Headaches and migraine

— Boil a handful of kangkung and then pound till fine. Pour a glass of water over it, add a pinch of salt, strain and drink the solution.
— Crush a few bulbs of fresh garlic and rub on the forehead.
— Apply thinly sliced potatoes on forehead. Replace with fresh ones as they dry up.
— Cut a lemon in half. Apply each half to each temple and hold them in place for 10-15 minutes with a handkerchief or scarf bound round your head.

Sorethroat

— Put 1 teaspoonful salt in a glass of warm water and gargle.

Constipation

— Drink plenty of water.
— Eat lots of fruits, vegetables and foods rich in fibre, eg wholemeal bread.
— Boil 1kg carrots in a litre of water for 2 hours. Then, blend in a liquidiser or rub through a sieve. Drink the soup.

Diarrhoea

— Drink plenty of water.
— Oral rehydration therapy (ORT) may also help. Put 2 level tablespoons sugar and 1/2 teaspoon salt in a litre of boiled water (you can add 1/2 cup orange juice or a little lemon juice if you like). Drink every five minutes day and night until you begin to urinate properly.

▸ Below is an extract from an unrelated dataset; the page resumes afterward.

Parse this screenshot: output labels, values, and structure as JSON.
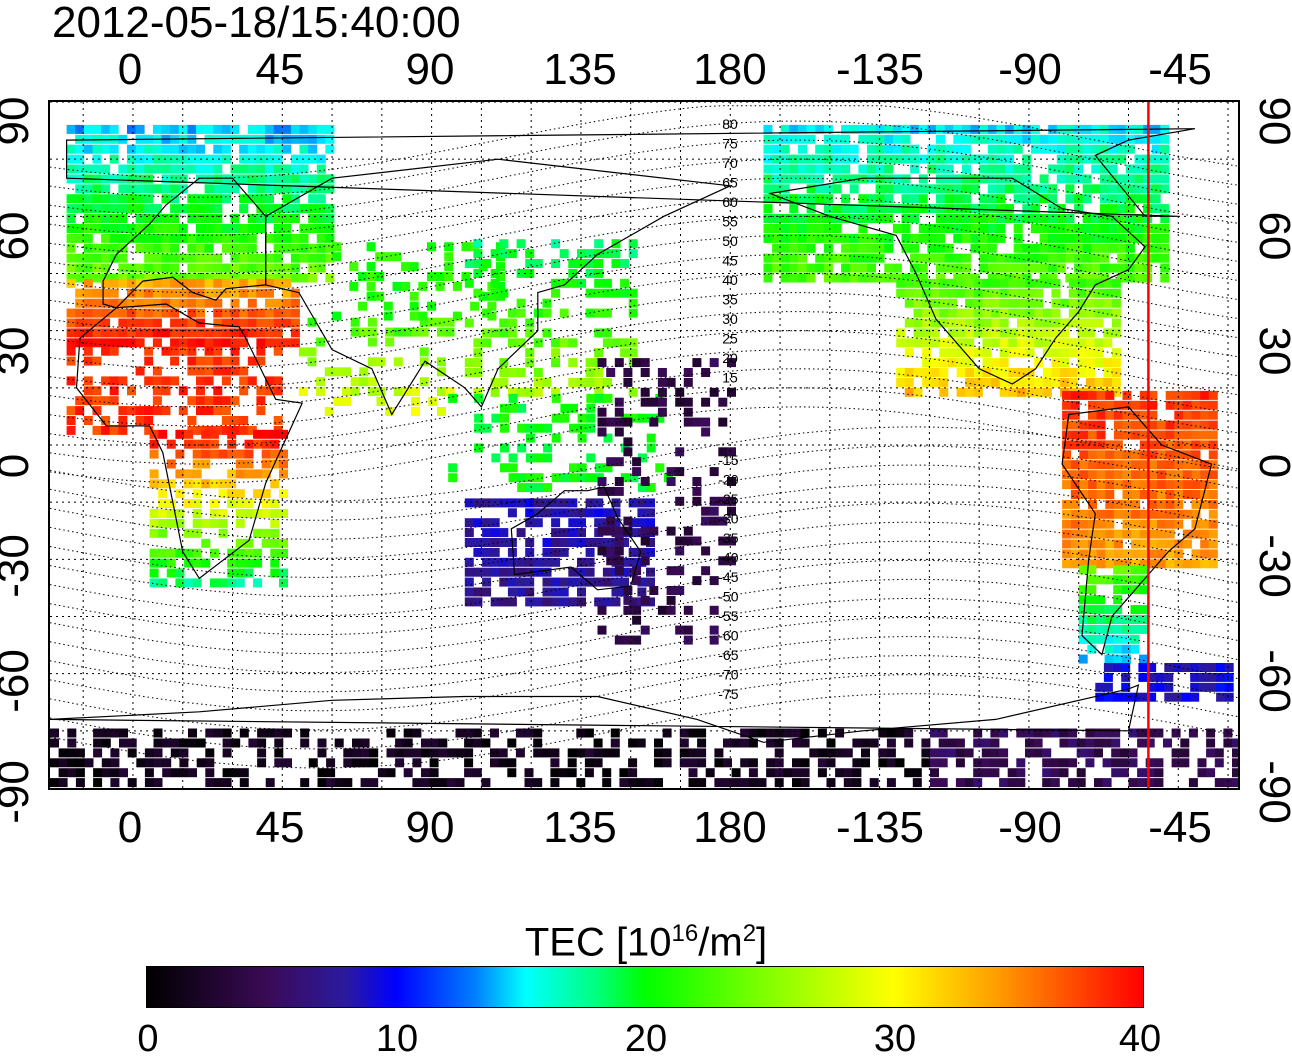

A child may need to drink at least 1 litre a day.
— Drink plain, strong tea (you may add fried cummin seeds or lime juice to it).
— For babies, boil poppy seeds (kas-kas), grind and mix with milk.

Mumps

NOT dangerous in young children and swellings usually go away by themselves in 2 weeks. Mumps leave a strong, natural, active immunity so your child seldom gets a second attack.
— Give him plenty of water to drink and also soft food that he can eat easily.

Sores with pus

— Wash sores well with soap and boiled water, as long as there is pus.
— Leave small sores open to air and bandage large sores. Change bandage frequently.
— Tell your child not to scratch the sores as this would spread the infection.

Chickenpox

ONE attack leaves permanent protection against future infections. It is usually not dangerous and passes away on its own.
— Tell your child not to scratch the rash. As a further precaution against bacterial infection, cut and clean his fingernails often and give him daily baths.
— Remove the dry crusts of blisters with compresses.